En effet, Bella, avec une candeur aussi décidée qu’enthousiaste, a décidé de s’intéresser plus particulièrement à ses appétits charnels. C’est de sa fraîche découverte de la sensualité que va user ce filou pour l’entraîner à sa suite (évidemment, le loup y laissera ses crocs).

Dans ce qu’il faut bien appeler un conte philosophique - le film en ayant les mérites comme les atours - la quête du plaisir rejoint celle de la connaissance. Bella va, en parcourant le monde et ses désirs, expérimenter et en tirer une forme de sagesse, quand bien même son idéalisme en sera quelque peu défait.

Il semble que beaucoup tiennent à faire une lecture idéologique contemporaine de ce film brillant et drôle.
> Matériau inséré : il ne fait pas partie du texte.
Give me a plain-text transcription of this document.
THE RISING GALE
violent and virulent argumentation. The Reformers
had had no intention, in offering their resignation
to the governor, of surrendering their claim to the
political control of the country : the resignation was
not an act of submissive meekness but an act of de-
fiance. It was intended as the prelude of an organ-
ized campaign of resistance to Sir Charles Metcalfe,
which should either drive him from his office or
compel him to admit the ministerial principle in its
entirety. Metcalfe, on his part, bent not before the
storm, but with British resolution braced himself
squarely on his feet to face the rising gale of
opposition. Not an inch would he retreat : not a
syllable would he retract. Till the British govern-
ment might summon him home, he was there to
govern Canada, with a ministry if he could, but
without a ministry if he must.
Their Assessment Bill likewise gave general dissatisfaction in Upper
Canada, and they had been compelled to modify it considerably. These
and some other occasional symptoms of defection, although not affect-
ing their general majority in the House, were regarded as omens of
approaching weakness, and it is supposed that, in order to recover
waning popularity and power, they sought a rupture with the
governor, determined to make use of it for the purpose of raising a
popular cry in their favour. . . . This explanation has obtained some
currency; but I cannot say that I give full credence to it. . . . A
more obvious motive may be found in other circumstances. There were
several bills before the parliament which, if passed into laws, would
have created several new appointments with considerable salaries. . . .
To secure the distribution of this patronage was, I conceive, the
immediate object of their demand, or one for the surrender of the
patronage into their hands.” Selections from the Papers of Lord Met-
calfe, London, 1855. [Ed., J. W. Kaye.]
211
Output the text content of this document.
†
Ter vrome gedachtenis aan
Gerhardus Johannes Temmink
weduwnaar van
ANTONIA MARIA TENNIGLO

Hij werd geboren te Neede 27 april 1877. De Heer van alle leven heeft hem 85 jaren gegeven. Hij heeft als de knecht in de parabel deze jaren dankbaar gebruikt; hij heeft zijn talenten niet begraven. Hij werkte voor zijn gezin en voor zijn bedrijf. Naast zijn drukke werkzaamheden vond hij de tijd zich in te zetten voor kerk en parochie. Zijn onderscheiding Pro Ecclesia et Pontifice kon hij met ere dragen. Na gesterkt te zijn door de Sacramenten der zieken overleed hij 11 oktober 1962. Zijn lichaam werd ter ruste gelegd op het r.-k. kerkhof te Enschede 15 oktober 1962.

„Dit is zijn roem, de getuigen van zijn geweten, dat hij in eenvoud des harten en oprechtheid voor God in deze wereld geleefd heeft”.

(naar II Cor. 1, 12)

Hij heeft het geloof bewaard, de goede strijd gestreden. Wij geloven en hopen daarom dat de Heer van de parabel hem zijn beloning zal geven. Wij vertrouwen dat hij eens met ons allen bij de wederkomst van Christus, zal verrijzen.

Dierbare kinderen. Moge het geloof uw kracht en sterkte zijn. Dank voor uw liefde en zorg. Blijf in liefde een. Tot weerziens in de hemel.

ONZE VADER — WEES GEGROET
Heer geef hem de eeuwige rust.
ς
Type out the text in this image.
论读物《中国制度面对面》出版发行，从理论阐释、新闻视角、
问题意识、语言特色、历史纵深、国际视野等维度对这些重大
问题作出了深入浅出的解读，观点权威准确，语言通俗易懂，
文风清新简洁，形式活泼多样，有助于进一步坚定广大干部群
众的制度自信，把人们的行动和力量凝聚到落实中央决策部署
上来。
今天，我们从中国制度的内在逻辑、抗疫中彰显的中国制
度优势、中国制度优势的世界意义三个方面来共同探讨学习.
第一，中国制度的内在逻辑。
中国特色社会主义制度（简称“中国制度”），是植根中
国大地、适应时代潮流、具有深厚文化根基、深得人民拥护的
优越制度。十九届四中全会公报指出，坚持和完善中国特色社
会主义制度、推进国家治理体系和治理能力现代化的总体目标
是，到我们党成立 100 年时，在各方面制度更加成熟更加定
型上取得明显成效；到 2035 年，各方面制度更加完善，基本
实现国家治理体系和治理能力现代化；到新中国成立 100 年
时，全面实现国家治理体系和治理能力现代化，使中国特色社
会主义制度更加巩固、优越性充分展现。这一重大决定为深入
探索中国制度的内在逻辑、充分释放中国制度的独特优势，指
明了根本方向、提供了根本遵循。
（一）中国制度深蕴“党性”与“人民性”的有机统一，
S’agit-il d’une œuvre féministe ? Probablement, puisque l’héroïne est une femme qui décide, en prenant le large, de découvrir son corps et l’univers, et en ne se refusant pas à certaines expériences jusqu’au-boutistes pour cela.

Toutefois, chaque fois qu’elle n’est plus d’accord ou a fait le tour de la question, elle claque la porte pour un ailleurs à elle-même inconnu, car nul ne saurait l’enfermer. C’est finalement une leçon de choses pour tout être humain - et pas seulement féminin - que de considérer qu’il faut toujours expérimenter et savoir mettre fin à ce qui vous trahit.

Pour emballer visuellement ce conte, le réalisateur Yòrgos Lànthimos fait preuve d’une imagination et d’une virtuosité irrésistibles. Le film commence comme une fable gothique en noir et blanc, pour se poursuivre dans une débauche de couleurs. Les villes arpentées sont reconstituées comme elles pourraient l’être en songe : circulaires et réduites à des représentations symboliques, comme dans une boule à neige.

On y est donc sans y être, de Lisbonne à Paris, en passant par Alexandrie, faisant de nous des spectateurs pas moins enchantés que Bella de ce monde coloré et toujours à découvrir, si dérisoire soit-il.

Et puis, il y a bien longtemps qu’on ne nous avait pas parlé de cul au cinéma de manière aussi ludique et décontractée , ce qui n’est pas le moindre des mérites de cette œuvre singulière.